Petrobras Finds Possible Gas Field in Bolivia


San Antonio, San Alberto Fields
(Click to Enlarge)

RIO DE JANEIRO (Dow Jones Newswires), Jan. 29, 2009

Brazilian state-run energy giant Petroleo Brasileiro (PBR) discovered porous rocks believed to hold a large gas deposit in Bolivia, according to a report in Thursday's edition of local business daily Valor Economico.

The find was made at the Ingre block in Bolivia's Chuquisaca Department, the report said, citing a government official familiar with Petrobras' operations in Bolivia. A pioneer well discovered the porous rock layer at a depth of 5,100 meters, the official said.

Petrobras officials were not available to comment on the report when contacted by Dow Jones Newswires.

In a statement to Valor, Petrobras said that "at the moment, it's not possible to make any estimate about whether there exist hydrocarbons and, because of this, it's not possible to estimate volumes or production lead times."

According to the report, the find could be similar to the nearby San Antonio and San Alberto gas fields, which produce a majority of Bolivia's natural gas. The two fields are partially operated by Petrobras.

Brazil imported more than 30 million cubic meters of natural gas a day from Bolivia in 2008. That total, however, was reduced to about 24 million cubic meters a day in early January on slack demand and full reservoirs in Brazil's hydroelectric power system.

Brazil has sought to reduce its dependence on Bolivian natural gas in recent years, given recent supply disruptions and other headaches related to nationalization of the Andean country's gas reserves.

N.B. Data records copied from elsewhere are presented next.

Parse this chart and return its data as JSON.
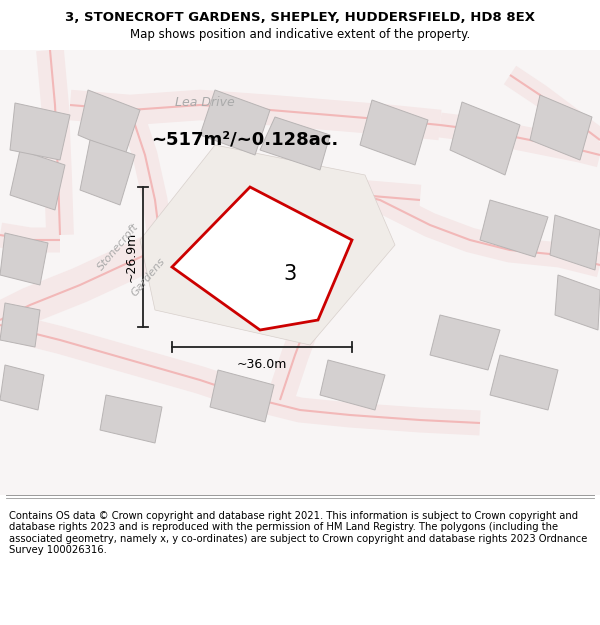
{
  "title": "3, STONECROFT GARDENS, SHEPLEY, HUDDERSFIELD, HD8 8EX",
  "subtitle": "Map shows position and indicative extent of the property.",
  "area_label": "~517m²/~0.128ac.",
  "plot_number": "3",
  "width_label": "~36.0m",
  "height_label": "~26.9m",
  "footer": "Contains OS data © Crown copyright and database right 2021. This information is subject to Crown copyright and database rights 2023 and is reproduced with the permission of HM Land Registry. The polygons (including the associated geometry, namely x, y co-ordinates) are subject to Crown copyright and database rights 2023 Ordnance Survey 100026316.",
  "road_color": "#f2b8b8",
  "road_fill": "#f5e8e8",
  "building_fill": "#d4d0d0",
  "building_edge": "#b8b4b4",
  "plot_edge": "#cc0000",
  "dim_line_color": "#222222",
  "street_label_color": "#aaaaaa",
  "title_fontsize": 9.5,
  "subtitle_fontsize": 8.5,
  "area_fontsize": 13,
  "plot_num_fontsize": 15,
  "dim_fontsize": 9,
  "footer_fontsize": 7.2,
  "street_fontsize": 8,
  "lea_fontsize": 9
}
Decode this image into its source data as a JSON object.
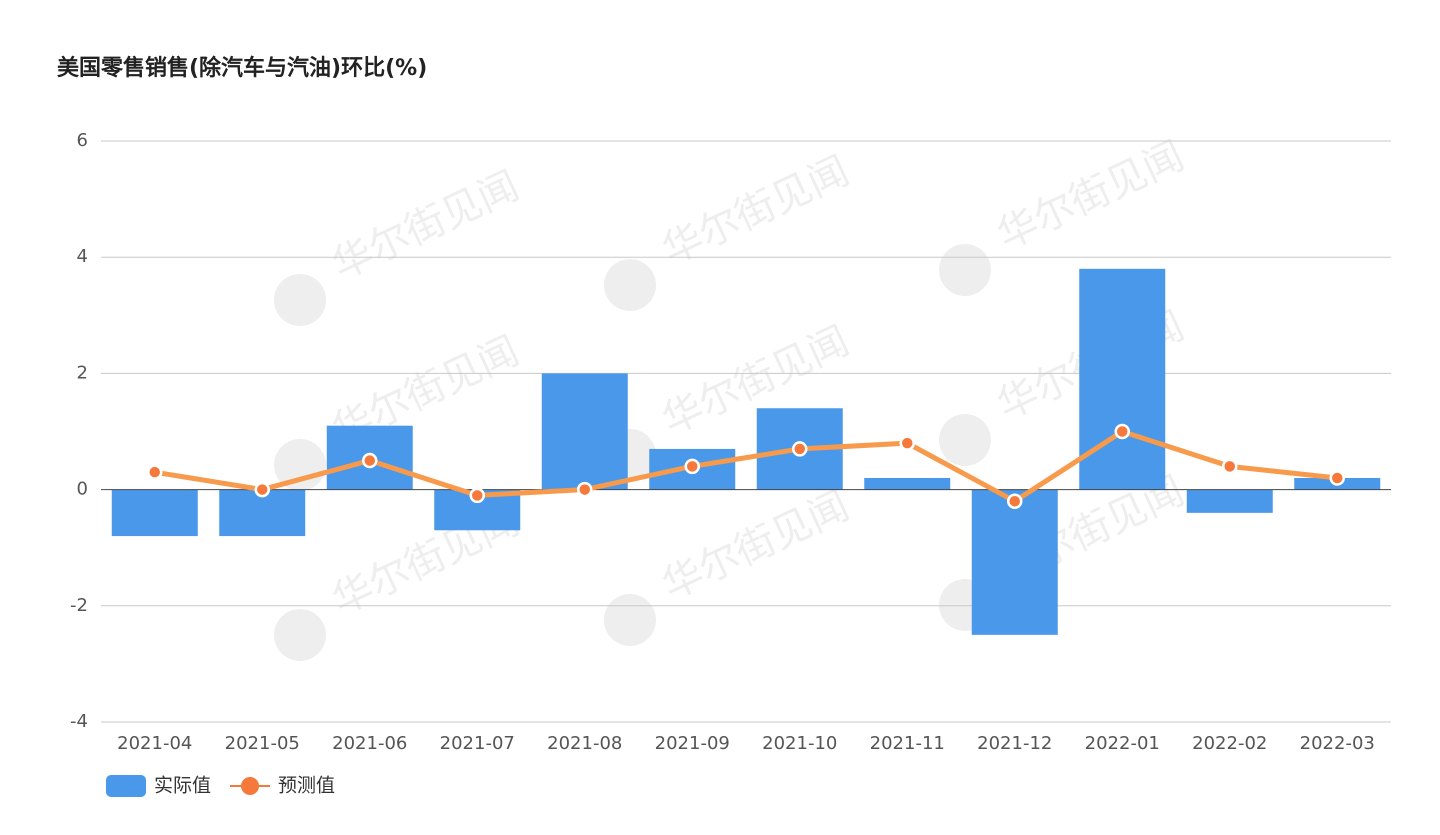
{
  "chart_data": {
    "type": "bar",
    "title": "美国零售销售(除汽车与汽油)环比(%)",
    "watermark": "华尔街见闻",
    "categories": [
      "2021-04",
      "2021-05",
      "2021-06",
      "2021-07",
      "2021-08",
      "2021-09",
      "2021-10",
      "2021-11",
      "2021-12",
      "2022-01",
      "2022-02",
      "2022-03"
    ],
    "series": [
      {
        "name": "实际值",
        "type": "bar",
        "color": "#4a98e9",
        "values": [
          -0.8,
          -0.8,
          1.1,
          -0.7,
          2.0,
          0.7,
          1.4,
          0.2,
          -2.5,
          3.8,
          -0.4,
          0.2
        ]
      },
      {
        "name": "预测值",
        "type": "line",
        "color": "#f79a4c",
        "values": [
          0.3,
          0,
          0.5,
          -0.1,
          0,
          0.4,
          0.7,
          0.8,
          -0.2,
          1.0,
          0.4,
          0.2
        ]
      }
    ],
    "ylim": [
      -4,
      6
    ],
    "yticks": [
      -4,
      -2,
      0,
      2,
      4,
      6
    ],
    "grid": true,
    "legend": "bottom-left"
  }
}
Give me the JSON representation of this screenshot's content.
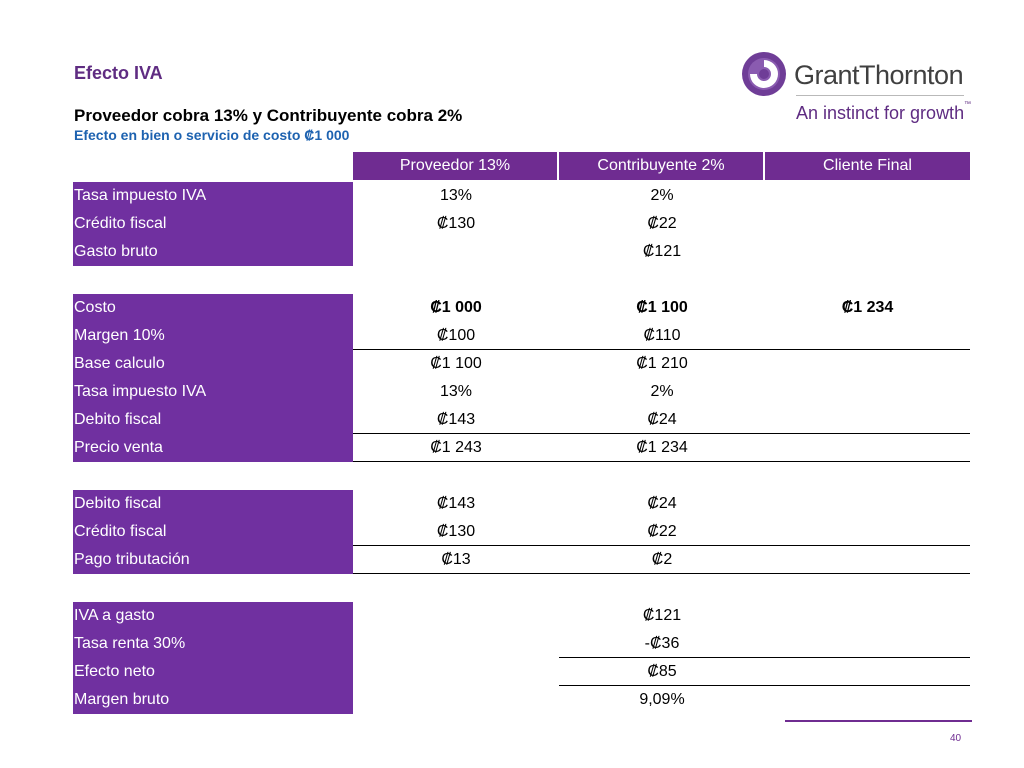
{
  "title": "Efecto IVA",
  "subtitle": "Proveedor cobra 13% y Contribuyente cobra 2%",
  "subtitle2": "Efecto en bien o servicio de costo ₡1 000",
  "logo": {
    "name": "GrantThornton",
    "tagline": "An instinct for growth",
    "tm": "™"
  },
  "colors": {
    "purple": "#7030a0",
    "blue": "#1d62b0"
  },
  "headers": [
    "Proveedor 13%",
    "Contribuyente 2%",
    "Cliente Final"
  ],
  "rows": [
    {
      "label": "Tasa impuesto IVA",
      "c1": "13%",
      "c2": "2%",
      "c3": ""
    },
    {
      "label": "Crédito fiscal",
      "c1": "₡130",
      "c2": "₡22",
      "c3": ""
    },
    {
      "label": "Gasto bruto",
      "c1": "",
      "c2": "₡121",
      "c3": ""
    },
    {
      "label": "Costo",
      "c1": "₡1 000",
      "c2": "₡1 100",
      "c3": "₡1 234"
    },
    {
      "label": "Margen 10%",
      "c1": "₡100",
      "c2": "₡110",
      "c3": ""
    },
    {
      "label": "Base calculo",
      "c1": "₡1 100",
      "c2": "₡1 210",
      "c3": ""
    },
    {
      "label": "Tasa impuesto IVA",
      "c1": "13%",
      "c2": "2%",
      "c3": ""
    },
    {
      "label": "Debito fiscal",
      "c1": "₡143",
      "c2": "₡24",
      "c3": ""
    },
    {
      "label": "Precio venta",
      "c1": "₡1 243",
      "c2": "₡1 234",
      "c3": ""
    },
    {
      "label": "Debito fiscal",
      "c1": "₡143",
      "c2": "₡24",
      "c3": ""
    },
    {
      "label": "Crédito fiscal",
      "c1": "₡130",
      "c2": "₡22",
      "c3": ""
    },
    {
      "label": "Pago tributación",
      "c1": "₡13",
      "c2": "₡2",
      "c3": ""
    },
    {
      "label": "IVA a gasto",
      "c1": "",
      "c2": "₡121",
      "c3": ""
    },
    {
      "label": "Tasa renta 30%",
      "c1": "",
      "c2": "-₡36",
      "c3": ""
    },
    {
      "label": "Efecto neto",
      "c1": "",
      "c2": "₡85",
      "c3": ""
    },
    {
      "label": "Margen bruto",
      "c1": "",
      "c2": "9,09%",
      "c3": ""
    }
  ],
  "page_number": "40"
}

In September, Bolivian antigovernment protesters sabotaged a key pipeline transporting natural gas to Brazil. Damage to the pipeline briefly cut natural gas imports by half.

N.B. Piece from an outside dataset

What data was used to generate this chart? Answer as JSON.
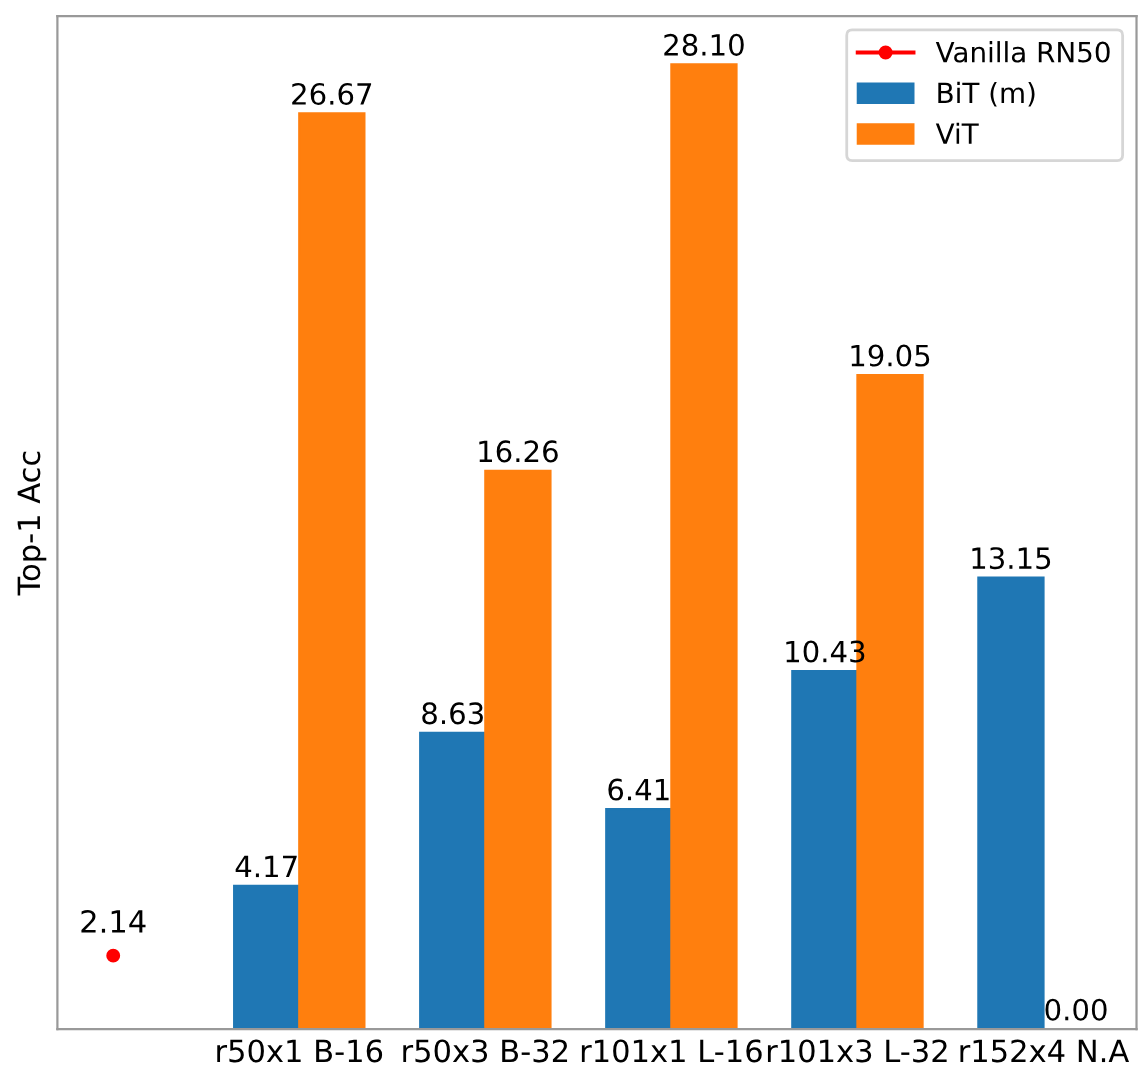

The Brazilian and Bolivian governments have tussled over Bolivian President Evo Morales' decision to nationalize the country's gas fields in 2006. Bolivia's government seized control of natural gas refineries and pipelines owned by Petrobras during the nationalization.

Bolivia also raised the price Brazil paid for imported natural gas.

For its part, Bolivia's economy depends heavily on exports of natural gas -- and the country is keen to increase production. But private companies have been reluctant to invest in Bolivia given uncertainties surrounding nationalization of Bolivia's natural resources.